4. Analysing the log file

The main log file should have a header that says 'autoSHARP run'. This log file will give all crucial information: which steps the program performed and what messages each step generated. For each step there should be a details and an explanation link to give you more information.

5. What to watch out for

If you are not happy with the results of an autoSHARP run try following these warning messages: maybe you are able to correct the reasons for these. Especially if the warnings are related to data quality or how well different datasets relate to eac other, it can be helpful to start with fewer (but better and better matching) datasets than trying to do everything at once.

Furthermore, some warnings might be fixed when using a stricter resolution cut (either by changing the reflection file or by setting the limits directly - after specifying yourself as Expert in the Preferences page).

6. Fine-tuning

• Try to get rid of as much warning messages as possible in the initial data analysis stages. Especially problems in scaling of different datasets or suspicious data items in a dataset can make life very complicated further down the automated pipeline.

• Check the heavy atom detection:
  • what does the Patterson maps look like?

    A weird looking difference or anomalous Patterson map can point to scaling problems or data outliers. These should have been detected (to some degree) during the initial data analysis stage - so going back to any warning messages there is advisable.

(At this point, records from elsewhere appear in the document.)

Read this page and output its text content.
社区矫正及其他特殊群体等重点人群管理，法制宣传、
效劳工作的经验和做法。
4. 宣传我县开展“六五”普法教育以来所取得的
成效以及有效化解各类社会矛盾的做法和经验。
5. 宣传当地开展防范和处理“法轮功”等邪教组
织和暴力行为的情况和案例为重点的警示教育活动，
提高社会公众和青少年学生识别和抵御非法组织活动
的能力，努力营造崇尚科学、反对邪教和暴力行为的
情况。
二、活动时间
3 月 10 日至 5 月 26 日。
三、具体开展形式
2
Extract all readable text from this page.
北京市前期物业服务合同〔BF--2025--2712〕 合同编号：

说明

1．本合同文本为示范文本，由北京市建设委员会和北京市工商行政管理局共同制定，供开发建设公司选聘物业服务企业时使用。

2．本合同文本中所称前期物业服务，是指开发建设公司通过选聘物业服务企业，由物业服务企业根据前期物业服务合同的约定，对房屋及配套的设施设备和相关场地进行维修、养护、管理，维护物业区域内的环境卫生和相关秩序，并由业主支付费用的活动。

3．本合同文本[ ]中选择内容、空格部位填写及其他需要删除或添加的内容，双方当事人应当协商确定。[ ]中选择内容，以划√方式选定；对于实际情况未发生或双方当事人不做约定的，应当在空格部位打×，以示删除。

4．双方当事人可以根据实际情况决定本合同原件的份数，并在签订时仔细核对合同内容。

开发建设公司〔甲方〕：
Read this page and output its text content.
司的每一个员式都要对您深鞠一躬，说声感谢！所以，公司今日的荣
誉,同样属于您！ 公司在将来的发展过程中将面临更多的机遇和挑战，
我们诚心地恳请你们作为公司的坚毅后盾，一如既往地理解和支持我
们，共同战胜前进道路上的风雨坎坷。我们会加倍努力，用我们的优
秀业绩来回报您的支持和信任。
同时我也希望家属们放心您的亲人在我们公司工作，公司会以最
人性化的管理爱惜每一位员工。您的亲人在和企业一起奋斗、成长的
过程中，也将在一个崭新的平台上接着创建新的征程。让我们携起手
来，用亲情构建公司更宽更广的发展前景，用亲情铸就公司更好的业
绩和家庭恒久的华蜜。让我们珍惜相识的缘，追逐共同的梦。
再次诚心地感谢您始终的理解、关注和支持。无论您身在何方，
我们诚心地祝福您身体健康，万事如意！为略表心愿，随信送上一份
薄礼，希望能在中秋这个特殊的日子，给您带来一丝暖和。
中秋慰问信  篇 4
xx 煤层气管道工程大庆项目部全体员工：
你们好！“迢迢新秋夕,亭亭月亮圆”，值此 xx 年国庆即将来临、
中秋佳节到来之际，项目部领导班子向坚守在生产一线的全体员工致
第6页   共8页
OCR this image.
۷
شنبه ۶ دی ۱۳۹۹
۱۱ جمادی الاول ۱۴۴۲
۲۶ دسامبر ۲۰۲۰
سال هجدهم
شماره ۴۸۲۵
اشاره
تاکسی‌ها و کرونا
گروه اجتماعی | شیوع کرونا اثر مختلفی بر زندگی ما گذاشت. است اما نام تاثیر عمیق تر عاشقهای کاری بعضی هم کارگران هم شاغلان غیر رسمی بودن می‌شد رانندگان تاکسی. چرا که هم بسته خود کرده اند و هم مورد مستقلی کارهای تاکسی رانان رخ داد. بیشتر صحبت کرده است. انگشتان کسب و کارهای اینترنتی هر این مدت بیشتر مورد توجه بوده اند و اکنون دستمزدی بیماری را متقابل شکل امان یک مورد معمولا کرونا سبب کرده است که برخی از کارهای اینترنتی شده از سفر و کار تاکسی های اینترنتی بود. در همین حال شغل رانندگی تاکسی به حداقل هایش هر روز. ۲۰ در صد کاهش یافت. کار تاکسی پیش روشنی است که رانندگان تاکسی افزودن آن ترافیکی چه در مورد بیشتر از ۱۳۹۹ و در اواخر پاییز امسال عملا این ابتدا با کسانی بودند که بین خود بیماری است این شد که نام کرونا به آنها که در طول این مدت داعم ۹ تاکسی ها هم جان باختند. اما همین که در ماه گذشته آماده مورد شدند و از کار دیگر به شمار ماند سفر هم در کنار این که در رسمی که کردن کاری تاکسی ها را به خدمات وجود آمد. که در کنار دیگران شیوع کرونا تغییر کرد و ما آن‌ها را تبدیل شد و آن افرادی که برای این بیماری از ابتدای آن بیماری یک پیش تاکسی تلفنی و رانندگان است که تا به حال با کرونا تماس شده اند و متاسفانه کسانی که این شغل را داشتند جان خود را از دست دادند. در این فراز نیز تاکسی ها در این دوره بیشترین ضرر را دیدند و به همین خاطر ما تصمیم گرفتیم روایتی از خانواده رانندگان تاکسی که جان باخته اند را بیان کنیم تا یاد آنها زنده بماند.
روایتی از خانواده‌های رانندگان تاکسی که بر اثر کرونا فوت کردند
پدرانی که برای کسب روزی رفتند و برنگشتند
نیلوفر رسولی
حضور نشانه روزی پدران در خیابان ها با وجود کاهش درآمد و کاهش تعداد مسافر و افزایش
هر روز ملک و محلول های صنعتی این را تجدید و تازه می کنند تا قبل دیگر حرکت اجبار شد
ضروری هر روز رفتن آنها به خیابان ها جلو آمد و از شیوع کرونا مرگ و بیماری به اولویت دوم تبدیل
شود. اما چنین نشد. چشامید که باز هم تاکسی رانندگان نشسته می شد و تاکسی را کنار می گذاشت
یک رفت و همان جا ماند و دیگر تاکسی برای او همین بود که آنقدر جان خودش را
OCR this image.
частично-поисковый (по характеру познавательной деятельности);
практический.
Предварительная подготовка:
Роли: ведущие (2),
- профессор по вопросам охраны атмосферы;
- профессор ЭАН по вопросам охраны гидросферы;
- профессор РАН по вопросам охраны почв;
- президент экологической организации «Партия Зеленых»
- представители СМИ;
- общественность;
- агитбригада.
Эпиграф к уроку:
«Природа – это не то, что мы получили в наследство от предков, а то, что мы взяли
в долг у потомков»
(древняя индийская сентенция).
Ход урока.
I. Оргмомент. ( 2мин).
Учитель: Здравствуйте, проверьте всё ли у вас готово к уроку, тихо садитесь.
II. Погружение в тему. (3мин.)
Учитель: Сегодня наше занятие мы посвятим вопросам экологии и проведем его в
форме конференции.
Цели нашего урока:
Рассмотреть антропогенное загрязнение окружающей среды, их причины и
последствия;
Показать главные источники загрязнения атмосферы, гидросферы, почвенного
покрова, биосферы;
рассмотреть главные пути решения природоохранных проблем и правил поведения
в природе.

  • does a set of potential sites (directly out of RANTAN) has a weird combination of coordinates (e.g. all Z coordinates of the first 10 positions are the same, or one value is always zero, or positions are on special positions ...)?

    Any solution used based on a set of such sites is hardly trustworthy (the same applies for solutions based on 'funny' or poor looking Patterson maps).

  • did the program find a solution with the type of data you expected the best signal anyway (e.g. peak wavelength in MAD, isomorphous difference in SIR/MIR when native and derivative scale very well, ...)?

    If the peak wavelength in a MAD experiment doesn't give a sensible solution it is very unlikely that the remote anomalous difference will. But maybe there were things that happened during data collection that explain this?

• Does the density modification of the two hands show a significant difference in correlation? Is the starting correlation very low?

  The starting correlation for the correct hand should ideally be above 0.20 (or higher). The wrong hand should then have a correlation of maybe 0.10 to 0.15. With very good phases this might also be 0.40 (correct hand) versus 0.20 (wrong hand).

  A very low starting correlation (e.g. below 0.15) for both hands nearly always shows that either the heavy atoms sites are wrong (most likely) or that there isn't enough signal in the data.

• Improving the heavy atom model.

  Either use the SHARP run that represents the correct hand (if the density modification statistics enable you to decide) or just the latest one to start the SHARP Input Editor. This allows you to change the exact parameters for the heavy atom refinement and phasing step (i.e. what SHARP does).

  A visual inspection of the various residual maps (as opposed to the automatic analysis done inside the autoSHARP pipeline) can help getting a more complete or corrected heavy atom model.